It is poetic justice that both Prop B to raise the minimum wage in Missouri and Amendment 1 to clean up Missouri politics are on the same ballot statewide on November. The two seemingly unrelated ballot initiatives are undeniably connected at the hip. For proponents of both measures, it has made for a clear example when explaining to voters about how politics play out.
Let’s go back a couple of years.
Wages in the U.S. have been stagnant 40 years despite productivity increasing a little over 72 percent. That’s right: two generations going deeper into the financial abyss.
During the flatlining of workers’ raises in wages, corporate profits skyrocketed. The pay gap—no, gulf – between workers and CEOs is now at a magnitude of 312:1. That was the conclusion of a recent report by the Economic Policy Institute when its researchers surveyed 350 U.S. companies. CEOs took home an average salary of nearly $20 decadent millions while working families are saddled in debt and locked in poverty.
To reverse this negative trend, a momentous, grassroots effort to raise wages in St. Louis was carried out by labor, faith, business and community leaders and organizations. In 2015, a city ordinance was passed to raise the minimum wage to $11 over time. It was challenged in court, a gangster tactic often used by corporate interests to show their strength and influence. The people prevailed, and we celebrated. Too soon.
As workers started to enjoy a few extra dollars in their pockets, a sinister plot already had been hatched. Three months after the ordinance passed, the Republican-dominated state Legislature snatched the victory and capped the wage before workers knew what hit them.
Republican legislators’ shameful deed was done at the finger snap of special interest groups and business associations, such as the Missouri Restaurant Association and the State Chamber of Commerce. They used their money and influence to steamroll over St. Louis voters and their elected legislators. Then-Governor Eric Greitens proudly stomped on Missouri families with his vision of implementing Right to Work (another wage-busting law) as he coldly overturned the minimum wage increase.

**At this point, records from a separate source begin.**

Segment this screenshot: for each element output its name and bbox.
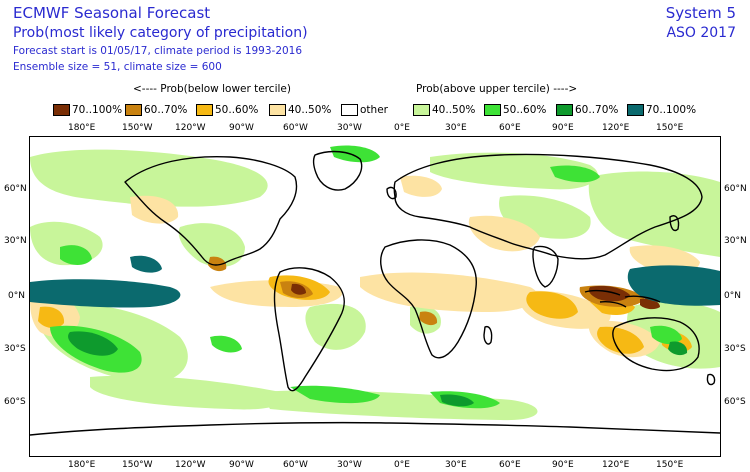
map-panel xyxy=(29,136,721,457)
legend-swatch xyxy=(627,104,644,116)
lon-tick-bottom: 90°W xyxy=(229,460,254,470)
legend-label: 50..60% xyxy=(215,104,259,116)
legend-label: 70..100% xyxy=(72,104,123,116)
legend-item: other xyxy=(341,103,388,117)
legend-swatch xyxy=(125,104,142,116)
legend-label: 40..50% xyxy=(288,104,332,116)
lon-tick-top: 90°W xyxy=(229,123,254,133)
lon-tick-bottom: 120°E xyxy=(602,460,630,470)
lon-tick-bottom: 60°W xyxy=(283,460,308,470)
period-label: ASO 2017 xyxy=(666,25,736,41)
coastlines xyxy=(30,150,720,436)
system-label: System 5 xyxy=(665,4,736,22)
lat-tick-right: 30°S xyxy=(724,344,746,354)
lon-tick-bottom: 0°E xyxy=(394,460,410,470)
legend-swatch xyxy=(53,104,70,116)
lon-tick-top: 30°E xyxy=(445,123,467,133)
lon-tick-top: 150°E xyxy=(656,123,684,133)
lat-tick-right: 60°N xyxy=(724,184,747,194)
legend-label: 60..70% xyxy=(575,104,619,116)
legend-item: 50..60% xyxy=(196,103,258,117)
lon-tick-top: 60°E xyxy=(499,123,521,133)
legend-label: 50..60% xyxy=(503,104,547,116)
legend-label: 40..50% xyxy=(432,104,476,116)
lon-tick-bottom: 150°W xyxy=(122,460,153,470)
lon-tick-top: 120°E xyxy=(602,123,630,133)
lon-tick-bottom: 90°E xyxy=(552,460,574,470)
legend-label: 60..70% xyxy=(144,104,188,116)
lon-tick-top: 90°E xyxy=(552,123,574,133)
lon-tick-bottom: 120°W xyxy=(175,460,206,470)
ensemble-info: Ensemble size = 51, climate size = 600 xyxy=(13,61,222,73)
legend-item: 40..50% xyxy=(413,103,475,117)
lon-tick-top: 120°W xyxy=(175,123,206,133)
lat-tick-right: 60°S xyxy=(724,397,746,407)
legend-label: 70..100% xyxy=(646,104,697,116)
forecast-info: Forecast start is 01/05/17, climate peri… xyxy=(13,45,303,57)
legend-swatch xyxy=(556,104,573,116)
legend-item: 60..70% xyxy=(125,103,187,117)
lon-tick-top: 60°W xyxy=(283,123,308,133)
map-title: ECMWF Seasonal Forecast xyxy=(13,4,211,22)
legend-item: 60..70% xyxy=(556,103,618,117)
lon-tick-top: 150°W xyxy=(122,123,153,133)
legend-item: 50..60% xyxy=(484,103,546,117)
lon-tick-bottom: 30°E xyxy=(445,460,467,470)
shading-above-60-70 xyxy=(68,331,688,407)
legend-swatch xyxy=(484,104,501,116)
lat-tick-left: 60°S xyxy=(4,397,26,407)
legend-swatch xyxy=(269,104,286,116)
shading-above-40-50 xyxy=(30,149,720,421)
lat-tick-right: 0°N xyxy=(724,291,741,301)
lon-tick-bottom: 150°E xyxy=(656,460,684,470)
lon-tick-bottom: 30°W xyxy=(337,460,362,470)
lon-tick-bottom: 180°E xyxy=(68,460,96,470)
lat-tick-right: 30°N xyxy=(724,236,747,246)
legend-swatch xyxy=(413,104,430,116)
legend-item: 70..100% xyxy=(627,103,696,117)
above-caption: Prob(above upper tercile) ----> xyxy=(416,83,578,95)
lat-tick-left: 60°N xyxy=(4,184,27,194)
legend-swatch xyxy=(341,104,358,116)
legend-item: 70..100% xyxy=(53,103,122,117)
lon-tick-top: 30°W xyxy=(337,123,362,133)
precipitation-map xyxy=(30,137,720,456)
lat-tick-left: 30°S xyxy=(4,344,26,354)
legend-item: 40..50% xyxy=(269,103,331,117)
below-caption: <---- Prob(below lower tercile) xyxy=(133,83,291,95)
lon-tick-top: 0°E xyxy=(394,123,410,133)
lon-tick-top: 180°E xyxy=(68,123,96,133)
lon-tick-bottom: 60°E xyxy=(499,460,521,470)
lat-tick-left: 30°N xyxy=(4,236,27,246)
map-subtitle: Prob(most likely category of precipitati… xyxy=(13,25,308,41)
lat-tick-left: 0°N xyxy=(8,291,25,301)
legend-label: other xyxy=(360,104,388,116)
shading-above-70-100 xyxy=(30,255,720,308)
legend-swatch xyxy=(196,104,213,116)
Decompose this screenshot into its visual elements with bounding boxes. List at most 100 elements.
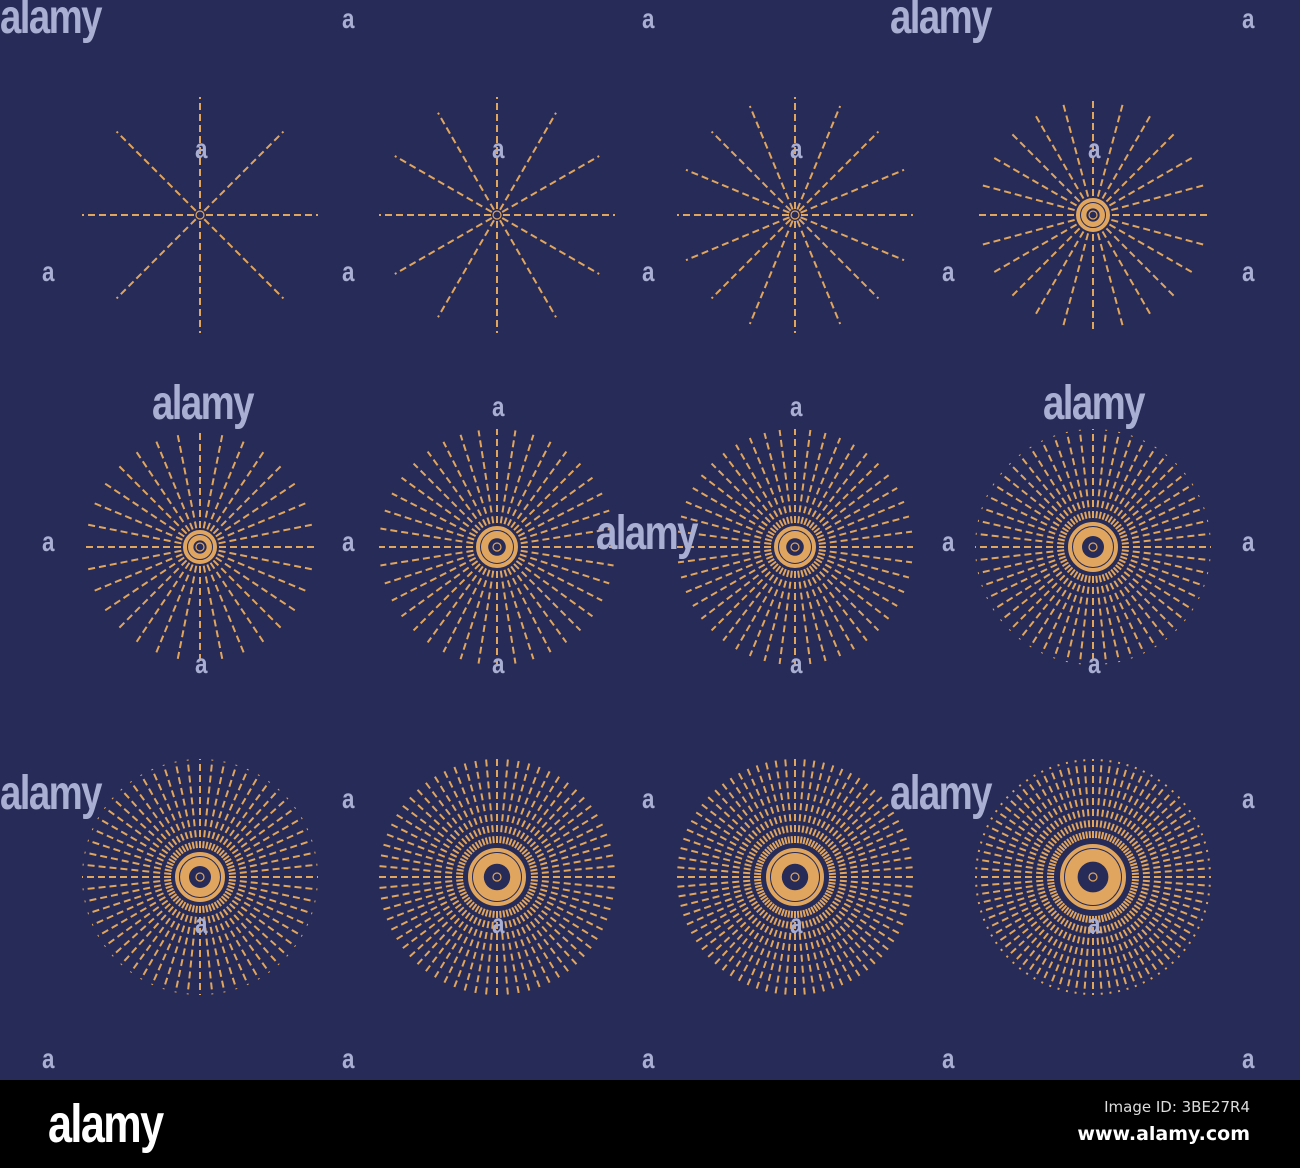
tick-ring bbox=[183, 530, 217, 564]
watermark-logo: alamy bbox=[0, 767, 102, 820]
ray bbox=[222, 893, 297, 948]
ray bbox=[680, 847, 763, 870]
ray bbox=[695, 894, 768, 943]
watermark-letter: a bbox=[790, 133, 802, 164]
center-hole bbox=[488, 538, 506, 556]
ray bbox=[519, 509, 610, 541]
ray bbox=[103, 806, 178, 861]
sunburst bbox=[82, 429, 318, 665]
ray bbox=[810, 772, 853, 848]
ray bbox=[813, 560, 890, 620]
ray bbox=[721, 783, 775, 851]
ray bbox=[1127, 893, 1200, 930]
ray bbox=[802, 909, 825, 992]
ray bbox=[1033, 910, 1075, 980]
ray bbox=[529, 843, 611, 869]
ray bbox=[1117, 483, 1194, 533]
ray bbox=[416, 901, 475, 965]
ray bbox=[1118, 789, 1174, 850]
ray bbox=[499, 430, 517, 524]
ray bbox=[477, 570, 495, 664]
ray bbox=[1040, 440, 1082, 522]
ray bbox=[485, 759, 495, 844]
ray bbox=[815, 487, 898, 536]
ray bbox=[426, 565, 484, 644]
ray bbox=[1000, 564, 1071, 622]
ray bbox=[442, 567, 487, 653]
ray bbox=[203, 130, 285, 212]
ray bbox=[186, 759, 198, 849]
ray bbox=[1101, 574, 1133, 659]
ray bbox=[1122, 900, 1186, 952]
ray bbox=[84, 522, 182, 545]
ray bbox=[1053, 574, 1085, 659]
ray bbox=[499, 112, 557, 211]
ray bbox=[520, 527, 614, 545]
ray bbox=[827, 847, 910, 870]
ray bbox=[818, 530, 913, 545]
ray bbox=[503, 434, 535, 525]
ray bbox=[990, 895, 1060, 937]
ray bbox=[1078, 575, 1091, 665]
ray bbox=[763, 569, 790, 662]
ray bbox=[686, 889, 765, 926]
ray bbox=[808, 565, 868, 642]
ray bbox=[729, 777, 778, 850]
ray bbox=[1111, 218, 1208, 247]
center-hole bbox=[1082, 536, 1104, 558]
ray bbox=[205, 905, 226, 993]
ray bbox=[1111, 183, 1208, 212]
ray bbox=[799, 910, 816, 994]
ray bbox=[1029, 446, 1079, 523]
ray bbox=[477, 430, 495, 524]
ray bbox=[205, 761, 226, 849]
ray bbox=[453, 908, 486, 988]
alamy-logo: alamy bbox=[48, 1094, 164, 1154]
ray bbox=[391, 492, 477, 537]
ray bbox=[379, 879, 464, 889]
ray bbox=[115, 462, 188, 535]
ray bbox=[722, 452, 782, 529]
ray bbox=[383, 843, 465, 869]
sunburst bbox=[975, 429, 1211, 665]
ray bbox=[133, 448, 191, 532]
ray bbox=[140, 774, 187, 853]
ray bbox=[228, 863, 318, 875]
tick-ring bbox=[1076, 198, 1110, 232]
ray bbox=[209, 562, 267, 646]
ray bbox=[1005, 902, 1066, 958]
ray bbox=[1108, 155, 1196, 207]
sunburst bbox=[677, 429, 913, 665]
watermark-letter: a bbox=[790, 908, 802, 939]
ray bbox=[806, 567, 855, 650]
ray bbox=[84, 882, 172, 903]
ray bbox=[1094, 759, 1103, 839]
ray bbox=[224, 890, 303, 937]
ray bbox=[206, 437, 247, 530]
ray bbox=[513, 563, 582, 632]
ray bbox=[499, 219, 557, 318]
watermark-letter: a bbox=[790, 391, 802, 422]
ray bbox=[797, 429, 812, 524]
ray bbox=[459, 569, 491, 660]
watermark-letter: a bbox=[195, 133, 207, 164]
ray bbox=[977, 519, 1065, 542]
sunburst bbox=[975, 97, 1211, 333]
ray bbox=[1040, 770, 1077, 843]
ray bbox=[101, 556, 185, 614]
center-dot bbox=[492, 542, 502, 552]
ray bbox=[994, 898, 1062, 945]
ray bbox=[1008, 462, 1074, 528]
ray bbox=[1112, 566, 1178, 632]
ray bbox=[755, 908, 785, 989]
ray bbox=[796, 759, 806, 844]
tick-ring bbox=[774, 526, 816, 568]
ray bbox=[228, 882, 316, 903]
center-hole bbox=[1077, 861, 1109, 893]
ray bbox=[525, 894, 598, 940]
ray bbox=[797, 570, 812, 665]
ray bbox=[1110, 569, 1168, 640]
ray bbox=[115, 559, 188, 632]
ray bbox=[521, 899, 585, 958]
ray bbox=[765, 762, 788, 845]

The same groups who worked to make the ordinance happen in 2015 came back with a vengeance, hitting the streets to gather tens of thousands of signatures for a ballot initiative to raise the minimum wage. You will have the privilege to vote for Proposition B on Missouri ballots statewide on November 6 to give Missouri workers a well-deserved raise.
The raise will not get us to the living wage calculated by MIT, but we’re headed in the right direction. While organizers have been locked in a fight for $15 an hour, the MIT living-wage calculator says an adult with two children should be bringing in $27.22 per hour.
Ever since the U.S. Supreme Court ruled that corporations were citizens, the people have been fighting for our basic individual rights in a system where being rich, white and male is highly favored. Our right to a decent-paying job is central to our quality of life. We need to expose those who cap our wages and restrict our pursuit of happiness while they exploit our labor to support their lavish lifestyles. We have an obligation to ourselves and to the next generation to organize against these savage tactics and policies at every turn.
When you go to the polls on Tuesday, November 6, remember there are some hard-fought citizen-led ballot initiatives that need your vote. Vote Yes on Amendment 1 to clean up corrupt politics in Missouri, and Yes on Proposition B to raise the minimum wage.
Voters have made it clear that we will wrestle corporations and their paid legislative servants to the ground. We beat back Right to Work in August. We gave Eric Greitens his pink slip. When you leave the election booth, flash a victory sign and a big smile. On to democracy!